Quote:Just to clarify, I mean in this technological age, which party the borrowers sell to, and the "route" of loaned shares should be traceable. The shares couldn't just disappear into thin air. Ultimately, wherever the loaned shares go, I believe CDP is still in control of the share register? I believe enforcement is possible but perhaps difficult ?
As ghchua mentioned, borrowers don't borrow shares to hold. They borrow shares to short sell in the market. The buyer to that transaction can then go on to sell the shares, and the buyer to this transaction can go on to sell the shares, so on and forth. You are right in the sense that the shares don't just disappear into thin air, but suppose we know that the shares are now in the hands of Person A (who have absolutely no idea that these are borrowed shares). What can we do? Force this person to return the shares back to you? That's not being fair to him as well right?

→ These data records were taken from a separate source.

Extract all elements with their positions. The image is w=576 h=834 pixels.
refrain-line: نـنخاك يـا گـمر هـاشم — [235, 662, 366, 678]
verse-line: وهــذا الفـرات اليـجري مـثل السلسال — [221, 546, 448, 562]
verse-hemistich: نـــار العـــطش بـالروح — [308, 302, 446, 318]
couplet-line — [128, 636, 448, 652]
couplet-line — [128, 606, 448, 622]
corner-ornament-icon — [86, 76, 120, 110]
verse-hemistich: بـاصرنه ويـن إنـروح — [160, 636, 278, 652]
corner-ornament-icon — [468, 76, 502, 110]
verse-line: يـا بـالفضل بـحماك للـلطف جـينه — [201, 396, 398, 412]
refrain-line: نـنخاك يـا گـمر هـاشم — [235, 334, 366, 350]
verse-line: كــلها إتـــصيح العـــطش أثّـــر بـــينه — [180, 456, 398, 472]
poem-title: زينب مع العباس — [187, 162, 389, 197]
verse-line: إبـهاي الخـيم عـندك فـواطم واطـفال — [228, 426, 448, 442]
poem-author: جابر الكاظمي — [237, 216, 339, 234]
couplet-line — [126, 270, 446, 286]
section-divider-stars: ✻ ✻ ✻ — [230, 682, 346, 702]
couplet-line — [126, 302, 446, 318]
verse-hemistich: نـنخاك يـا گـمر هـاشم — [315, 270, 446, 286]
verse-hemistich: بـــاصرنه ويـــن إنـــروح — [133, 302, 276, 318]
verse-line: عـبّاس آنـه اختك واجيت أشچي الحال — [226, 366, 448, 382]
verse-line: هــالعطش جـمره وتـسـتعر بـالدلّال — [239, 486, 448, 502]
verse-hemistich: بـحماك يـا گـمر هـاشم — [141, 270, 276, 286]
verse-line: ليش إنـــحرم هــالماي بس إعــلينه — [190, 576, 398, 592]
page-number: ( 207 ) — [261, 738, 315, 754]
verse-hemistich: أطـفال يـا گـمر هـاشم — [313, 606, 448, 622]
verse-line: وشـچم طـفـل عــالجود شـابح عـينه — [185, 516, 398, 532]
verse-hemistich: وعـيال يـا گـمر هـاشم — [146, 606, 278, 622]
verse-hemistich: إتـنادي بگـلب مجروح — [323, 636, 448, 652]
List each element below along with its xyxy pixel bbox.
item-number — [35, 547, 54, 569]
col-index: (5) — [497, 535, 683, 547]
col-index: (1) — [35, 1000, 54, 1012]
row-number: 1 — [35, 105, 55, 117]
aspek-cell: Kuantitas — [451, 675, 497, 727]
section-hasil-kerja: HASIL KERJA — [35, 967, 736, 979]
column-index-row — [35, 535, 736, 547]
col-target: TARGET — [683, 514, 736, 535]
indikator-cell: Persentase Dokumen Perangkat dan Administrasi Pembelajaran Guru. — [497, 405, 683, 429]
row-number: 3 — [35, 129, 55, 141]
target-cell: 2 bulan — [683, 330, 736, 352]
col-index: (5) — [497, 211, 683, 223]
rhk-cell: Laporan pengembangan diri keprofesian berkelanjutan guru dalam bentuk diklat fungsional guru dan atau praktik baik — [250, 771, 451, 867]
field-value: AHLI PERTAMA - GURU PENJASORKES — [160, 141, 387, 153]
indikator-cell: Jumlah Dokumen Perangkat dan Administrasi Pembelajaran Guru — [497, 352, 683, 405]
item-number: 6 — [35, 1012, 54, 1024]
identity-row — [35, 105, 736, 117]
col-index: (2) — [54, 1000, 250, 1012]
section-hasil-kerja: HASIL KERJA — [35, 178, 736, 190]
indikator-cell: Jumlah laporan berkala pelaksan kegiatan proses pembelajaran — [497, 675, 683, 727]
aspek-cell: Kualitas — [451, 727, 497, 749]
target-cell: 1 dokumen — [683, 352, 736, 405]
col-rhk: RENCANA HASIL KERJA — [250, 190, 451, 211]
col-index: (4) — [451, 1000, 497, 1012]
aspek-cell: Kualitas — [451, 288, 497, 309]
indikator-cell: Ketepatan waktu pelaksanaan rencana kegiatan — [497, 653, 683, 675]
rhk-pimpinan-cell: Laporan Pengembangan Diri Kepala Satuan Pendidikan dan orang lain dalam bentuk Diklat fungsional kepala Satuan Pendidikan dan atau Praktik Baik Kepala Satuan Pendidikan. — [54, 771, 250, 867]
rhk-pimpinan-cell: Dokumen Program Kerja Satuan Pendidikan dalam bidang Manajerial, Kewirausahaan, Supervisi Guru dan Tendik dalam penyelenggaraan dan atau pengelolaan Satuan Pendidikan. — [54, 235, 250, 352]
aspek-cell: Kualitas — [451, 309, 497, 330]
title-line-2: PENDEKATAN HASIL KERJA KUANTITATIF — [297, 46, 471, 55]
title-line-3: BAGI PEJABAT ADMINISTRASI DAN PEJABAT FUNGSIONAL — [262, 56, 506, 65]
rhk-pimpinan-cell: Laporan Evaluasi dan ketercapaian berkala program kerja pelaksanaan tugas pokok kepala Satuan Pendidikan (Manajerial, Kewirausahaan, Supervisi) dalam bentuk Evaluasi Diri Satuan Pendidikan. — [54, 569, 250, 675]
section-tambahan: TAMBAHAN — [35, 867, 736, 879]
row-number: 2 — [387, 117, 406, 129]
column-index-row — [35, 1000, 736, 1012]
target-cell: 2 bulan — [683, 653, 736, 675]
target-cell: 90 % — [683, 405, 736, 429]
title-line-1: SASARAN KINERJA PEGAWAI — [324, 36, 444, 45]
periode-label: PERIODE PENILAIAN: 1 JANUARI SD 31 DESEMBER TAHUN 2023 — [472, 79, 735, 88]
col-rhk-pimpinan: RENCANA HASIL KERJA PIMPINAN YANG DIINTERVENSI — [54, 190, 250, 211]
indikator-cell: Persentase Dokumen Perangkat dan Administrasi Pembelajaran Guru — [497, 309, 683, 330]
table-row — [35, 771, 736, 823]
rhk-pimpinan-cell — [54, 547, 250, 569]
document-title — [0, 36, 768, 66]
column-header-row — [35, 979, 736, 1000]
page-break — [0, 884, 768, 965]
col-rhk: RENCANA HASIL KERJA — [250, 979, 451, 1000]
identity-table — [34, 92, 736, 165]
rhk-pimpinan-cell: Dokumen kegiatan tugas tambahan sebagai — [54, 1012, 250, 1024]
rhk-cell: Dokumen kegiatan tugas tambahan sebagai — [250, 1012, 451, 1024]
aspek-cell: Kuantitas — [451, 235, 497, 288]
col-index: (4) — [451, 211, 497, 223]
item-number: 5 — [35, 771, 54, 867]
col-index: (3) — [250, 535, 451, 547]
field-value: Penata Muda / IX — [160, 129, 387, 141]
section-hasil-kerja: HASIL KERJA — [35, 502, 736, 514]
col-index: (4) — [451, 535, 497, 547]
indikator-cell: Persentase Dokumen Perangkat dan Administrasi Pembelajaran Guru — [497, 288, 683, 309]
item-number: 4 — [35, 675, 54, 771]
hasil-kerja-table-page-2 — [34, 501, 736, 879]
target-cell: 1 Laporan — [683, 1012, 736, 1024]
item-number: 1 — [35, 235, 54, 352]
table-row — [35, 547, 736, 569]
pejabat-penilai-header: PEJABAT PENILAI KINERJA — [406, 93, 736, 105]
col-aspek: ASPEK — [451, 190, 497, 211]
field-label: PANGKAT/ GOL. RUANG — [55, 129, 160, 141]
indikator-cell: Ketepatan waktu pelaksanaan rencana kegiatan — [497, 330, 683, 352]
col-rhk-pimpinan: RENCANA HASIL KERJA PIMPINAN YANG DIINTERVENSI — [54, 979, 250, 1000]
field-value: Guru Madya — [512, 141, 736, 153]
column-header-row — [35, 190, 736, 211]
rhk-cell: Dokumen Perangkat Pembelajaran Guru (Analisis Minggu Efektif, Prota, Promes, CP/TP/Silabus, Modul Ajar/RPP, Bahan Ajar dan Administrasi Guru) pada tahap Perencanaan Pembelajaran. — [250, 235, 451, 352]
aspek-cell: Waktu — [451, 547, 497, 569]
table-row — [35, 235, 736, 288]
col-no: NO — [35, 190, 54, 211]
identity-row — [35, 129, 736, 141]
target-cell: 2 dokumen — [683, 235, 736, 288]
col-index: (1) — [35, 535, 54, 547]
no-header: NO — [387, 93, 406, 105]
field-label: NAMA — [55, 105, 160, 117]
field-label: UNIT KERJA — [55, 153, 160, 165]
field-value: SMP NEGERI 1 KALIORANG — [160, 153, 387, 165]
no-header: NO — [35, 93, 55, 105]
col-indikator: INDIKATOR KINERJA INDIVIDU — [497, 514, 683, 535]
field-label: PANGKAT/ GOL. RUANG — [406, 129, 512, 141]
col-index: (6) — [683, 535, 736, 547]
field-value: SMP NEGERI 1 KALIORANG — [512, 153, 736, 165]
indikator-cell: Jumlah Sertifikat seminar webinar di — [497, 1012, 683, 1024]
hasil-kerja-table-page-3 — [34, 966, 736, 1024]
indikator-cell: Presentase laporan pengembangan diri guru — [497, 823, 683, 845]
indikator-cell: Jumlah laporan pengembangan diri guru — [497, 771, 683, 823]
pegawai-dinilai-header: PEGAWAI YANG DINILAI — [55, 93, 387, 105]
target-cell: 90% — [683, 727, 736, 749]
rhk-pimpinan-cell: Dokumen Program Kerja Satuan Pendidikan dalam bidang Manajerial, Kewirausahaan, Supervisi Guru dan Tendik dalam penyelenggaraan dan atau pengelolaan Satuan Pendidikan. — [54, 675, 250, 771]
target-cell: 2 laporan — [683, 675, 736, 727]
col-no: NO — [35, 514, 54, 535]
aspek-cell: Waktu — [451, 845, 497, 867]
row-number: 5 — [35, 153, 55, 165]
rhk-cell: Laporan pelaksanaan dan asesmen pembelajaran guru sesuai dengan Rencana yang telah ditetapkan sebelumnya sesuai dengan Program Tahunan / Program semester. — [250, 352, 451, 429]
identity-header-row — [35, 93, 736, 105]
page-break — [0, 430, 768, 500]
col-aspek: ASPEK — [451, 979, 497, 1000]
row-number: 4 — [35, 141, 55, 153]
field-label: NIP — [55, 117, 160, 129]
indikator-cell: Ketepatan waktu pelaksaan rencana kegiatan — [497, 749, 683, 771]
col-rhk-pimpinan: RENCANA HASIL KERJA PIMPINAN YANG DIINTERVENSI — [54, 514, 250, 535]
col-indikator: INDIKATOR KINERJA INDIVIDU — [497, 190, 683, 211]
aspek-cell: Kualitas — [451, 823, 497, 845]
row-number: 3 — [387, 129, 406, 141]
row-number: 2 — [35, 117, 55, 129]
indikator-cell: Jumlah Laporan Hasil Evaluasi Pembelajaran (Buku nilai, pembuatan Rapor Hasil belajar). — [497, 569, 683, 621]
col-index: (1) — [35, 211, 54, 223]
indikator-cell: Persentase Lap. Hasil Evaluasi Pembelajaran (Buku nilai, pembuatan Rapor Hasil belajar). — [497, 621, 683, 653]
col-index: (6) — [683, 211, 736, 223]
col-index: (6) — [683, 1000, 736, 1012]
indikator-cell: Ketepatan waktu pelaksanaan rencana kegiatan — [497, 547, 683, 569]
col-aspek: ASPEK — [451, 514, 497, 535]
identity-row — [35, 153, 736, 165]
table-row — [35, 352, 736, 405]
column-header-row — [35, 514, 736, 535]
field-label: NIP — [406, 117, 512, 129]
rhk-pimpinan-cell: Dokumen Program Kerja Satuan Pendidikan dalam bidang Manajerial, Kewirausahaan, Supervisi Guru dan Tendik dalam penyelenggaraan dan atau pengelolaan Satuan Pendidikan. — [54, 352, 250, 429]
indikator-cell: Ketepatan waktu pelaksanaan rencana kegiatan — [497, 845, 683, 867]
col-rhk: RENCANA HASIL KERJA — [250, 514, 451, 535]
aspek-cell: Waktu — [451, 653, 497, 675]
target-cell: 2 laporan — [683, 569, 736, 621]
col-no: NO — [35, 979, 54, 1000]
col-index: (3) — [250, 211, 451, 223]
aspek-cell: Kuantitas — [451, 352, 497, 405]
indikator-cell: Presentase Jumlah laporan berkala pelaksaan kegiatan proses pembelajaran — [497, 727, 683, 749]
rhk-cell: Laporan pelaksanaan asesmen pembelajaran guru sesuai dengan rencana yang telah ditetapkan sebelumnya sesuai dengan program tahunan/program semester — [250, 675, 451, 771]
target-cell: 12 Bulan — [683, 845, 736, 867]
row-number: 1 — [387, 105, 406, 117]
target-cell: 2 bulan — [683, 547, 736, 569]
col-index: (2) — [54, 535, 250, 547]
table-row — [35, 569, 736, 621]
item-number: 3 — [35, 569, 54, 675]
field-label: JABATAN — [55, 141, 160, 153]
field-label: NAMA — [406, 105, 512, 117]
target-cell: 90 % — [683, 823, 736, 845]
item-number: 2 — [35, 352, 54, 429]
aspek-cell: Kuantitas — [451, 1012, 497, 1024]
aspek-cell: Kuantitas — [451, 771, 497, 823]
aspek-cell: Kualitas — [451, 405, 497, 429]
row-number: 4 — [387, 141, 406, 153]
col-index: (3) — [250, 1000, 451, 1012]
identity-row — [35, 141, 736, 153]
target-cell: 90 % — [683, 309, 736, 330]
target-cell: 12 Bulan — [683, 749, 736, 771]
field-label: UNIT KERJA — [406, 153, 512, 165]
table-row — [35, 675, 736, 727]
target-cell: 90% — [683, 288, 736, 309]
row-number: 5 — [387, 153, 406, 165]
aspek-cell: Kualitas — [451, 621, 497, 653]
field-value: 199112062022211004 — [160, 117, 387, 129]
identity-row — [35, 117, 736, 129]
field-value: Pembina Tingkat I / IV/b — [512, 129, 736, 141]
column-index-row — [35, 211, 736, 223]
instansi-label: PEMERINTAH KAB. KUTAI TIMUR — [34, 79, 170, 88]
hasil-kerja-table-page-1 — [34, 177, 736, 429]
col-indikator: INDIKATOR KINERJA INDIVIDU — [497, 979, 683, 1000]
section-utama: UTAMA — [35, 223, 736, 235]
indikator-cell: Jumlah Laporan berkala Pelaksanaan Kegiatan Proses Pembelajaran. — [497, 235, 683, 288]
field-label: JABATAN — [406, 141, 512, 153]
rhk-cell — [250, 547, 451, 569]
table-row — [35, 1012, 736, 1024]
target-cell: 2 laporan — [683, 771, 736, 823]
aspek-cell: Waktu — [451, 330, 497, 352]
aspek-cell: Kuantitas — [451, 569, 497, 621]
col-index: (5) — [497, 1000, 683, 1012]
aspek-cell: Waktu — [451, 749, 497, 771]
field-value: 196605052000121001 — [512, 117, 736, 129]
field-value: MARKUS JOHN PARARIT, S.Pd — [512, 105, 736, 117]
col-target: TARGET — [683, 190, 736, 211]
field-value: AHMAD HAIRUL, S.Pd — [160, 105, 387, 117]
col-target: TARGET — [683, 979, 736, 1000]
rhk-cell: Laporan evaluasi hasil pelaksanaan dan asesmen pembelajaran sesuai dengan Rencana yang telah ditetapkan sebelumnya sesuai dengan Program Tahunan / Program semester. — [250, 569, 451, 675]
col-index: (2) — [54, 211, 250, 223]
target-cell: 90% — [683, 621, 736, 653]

In reality, this problem won't happen if there's no suspension. Because the original borrower can just close his short position by buying the shares on-market. And if he fails to do so, CDP will do it for him. So I think we have to be clear that this is a very special situation that won't apply to most SBL cases.
To be blunt, the rules were already set when investors opted into the SBL programme to earn some extra dollars, and participants went in with their eyes open. CDP is merely acting on these rules. While we can say that this rule is unfair etc, it also doesn't sound right/fair to me that we want to change the rules only after we realized it's not in our favor.
I must stress again - this is an unfortunate situation and most investors did not expect. Most people probably still have decent experience lending their shares out for some extra money. But I do think that CDP should clarify why it didn't terminate the loan when stock was suspended years ago, when it had the right to do so.